DSP

Desmoplakin
Cardiomyopathy

LX2021

Desmoplakin (DSP) Cardiomyopathy is a genetic disorder characterized by a distinct form of ACM and a certain form of dilated cardiomyopathy.

Programs: Indication: Target
Pre-clinical: Discovery Preclinical
Clinical: Phase I/II Phase II/III
Cardiac programs
Pre-clinical: Discovery Preclinical
Clinical: Phase I/II Phase II/III
LX2021 DSP (Desmoplakin) cardiomyopathy CX43

Disease Overview

Desmoplakin (DSP) Cardiomyopathy is a genetic disorder characterized by a distinct form of ACM and a certain form of dilated cardiomyopathy, which is caused by mutations in the Desmoplakin or DSP protein. DSP is a structural protein critical for force transmission in heart muscle.

Unlike many forms of ACM that predominantly affect the right side of the heart, DSP cardiomyopathy frequently affects the left side of the heart. The exact prevalence of DSP cardiomyopathy is unknown but may be as high as 4% of all inherited dilated cardiomyopathies and 4% of ACM, impacting up to 35,000 individuals in the US.

LX2021 Mechanism

LX2021 is a gene therapy candidate we are developing to deliver functional Cx43 protein for a group of inherited cardiac muscle disorders associated with a high risk of sudden death including ACM and certain forms of dilated cardiomyopathy.

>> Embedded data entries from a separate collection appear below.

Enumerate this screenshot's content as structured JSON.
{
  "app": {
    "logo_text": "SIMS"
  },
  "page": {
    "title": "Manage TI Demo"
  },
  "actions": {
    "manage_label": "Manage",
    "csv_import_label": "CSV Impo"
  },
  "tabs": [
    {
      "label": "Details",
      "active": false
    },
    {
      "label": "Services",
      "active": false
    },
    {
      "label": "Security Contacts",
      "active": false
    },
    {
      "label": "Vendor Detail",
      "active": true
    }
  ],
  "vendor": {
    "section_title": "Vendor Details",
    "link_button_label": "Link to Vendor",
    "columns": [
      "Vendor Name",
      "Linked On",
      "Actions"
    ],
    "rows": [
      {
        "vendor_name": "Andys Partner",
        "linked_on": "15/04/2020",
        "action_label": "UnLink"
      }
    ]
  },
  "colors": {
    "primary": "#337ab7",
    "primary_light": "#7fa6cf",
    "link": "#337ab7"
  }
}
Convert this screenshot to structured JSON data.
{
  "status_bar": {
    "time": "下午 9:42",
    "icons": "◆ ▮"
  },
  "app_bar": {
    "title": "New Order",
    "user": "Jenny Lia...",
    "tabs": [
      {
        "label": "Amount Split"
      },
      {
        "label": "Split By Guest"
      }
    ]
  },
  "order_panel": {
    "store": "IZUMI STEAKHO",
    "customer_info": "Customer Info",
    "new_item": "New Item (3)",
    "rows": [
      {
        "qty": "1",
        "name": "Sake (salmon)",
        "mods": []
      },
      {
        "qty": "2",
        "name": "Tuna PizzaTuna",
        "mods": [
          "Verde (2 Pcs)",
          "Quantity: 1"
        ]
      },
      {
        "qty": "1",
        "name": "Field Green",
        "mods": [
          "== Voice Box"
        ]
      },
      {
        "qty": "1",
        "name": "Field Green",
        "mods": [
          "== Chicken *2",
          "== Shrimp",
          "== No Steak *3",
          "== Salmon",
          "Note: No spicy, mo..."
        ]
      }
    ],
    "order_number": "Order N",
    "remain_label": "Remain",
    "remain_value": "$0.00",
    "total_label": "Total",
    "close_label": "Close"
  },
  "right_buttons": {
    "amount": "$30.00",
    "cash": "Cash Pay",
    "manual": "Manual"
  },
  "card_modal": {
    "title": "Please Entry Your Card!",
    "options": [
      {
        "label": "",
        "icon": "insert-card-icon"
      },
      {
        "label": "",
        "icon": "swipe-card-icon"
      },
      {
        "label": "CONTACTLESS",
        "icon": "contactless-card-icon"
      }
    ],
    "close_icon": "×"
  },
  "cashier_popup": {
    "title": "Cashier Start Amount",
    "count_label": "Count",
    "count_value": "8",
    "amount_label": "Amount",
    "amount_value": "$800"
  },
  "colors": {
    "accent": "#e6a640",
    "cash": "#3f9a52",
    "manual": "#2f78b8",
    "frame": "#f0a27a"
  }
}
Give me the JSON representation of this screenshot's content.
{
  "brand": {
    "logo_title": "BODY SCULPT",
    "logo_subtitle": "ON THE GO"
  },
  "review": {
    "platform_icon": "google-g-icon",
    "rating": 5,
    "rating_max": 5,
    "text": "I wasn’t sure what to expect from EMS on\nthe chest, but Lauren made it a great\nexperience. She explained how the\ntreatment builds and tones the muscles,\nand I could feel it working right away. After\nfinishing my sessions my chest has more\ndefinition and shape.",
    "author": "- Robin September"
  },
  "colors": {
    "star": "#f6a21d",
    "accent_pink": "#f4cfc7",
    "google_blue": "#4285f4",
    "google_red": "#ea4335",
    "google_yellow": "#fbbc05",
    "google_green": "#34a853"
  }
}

Cx43 is an integral protein component of gap junctions, and functionally allows small molecules and ions to flow directly between cells to allow for electrical synchronization of muscle contraction. In patients with heart disease, including heart failure, Cx43 is often relocalized in the lateral walls of myocardial cells. As a result, it is significantly reduced at cardiac muscle cell junctions, especially in ACM populations.

Restoring Cx43 protein to cardiac muscle cell-cell junctions can potentially treat multiple genetic causes of ACM because the cardiac loss of Cx43 is a molecular deficit generally observed in all ACM patient populations.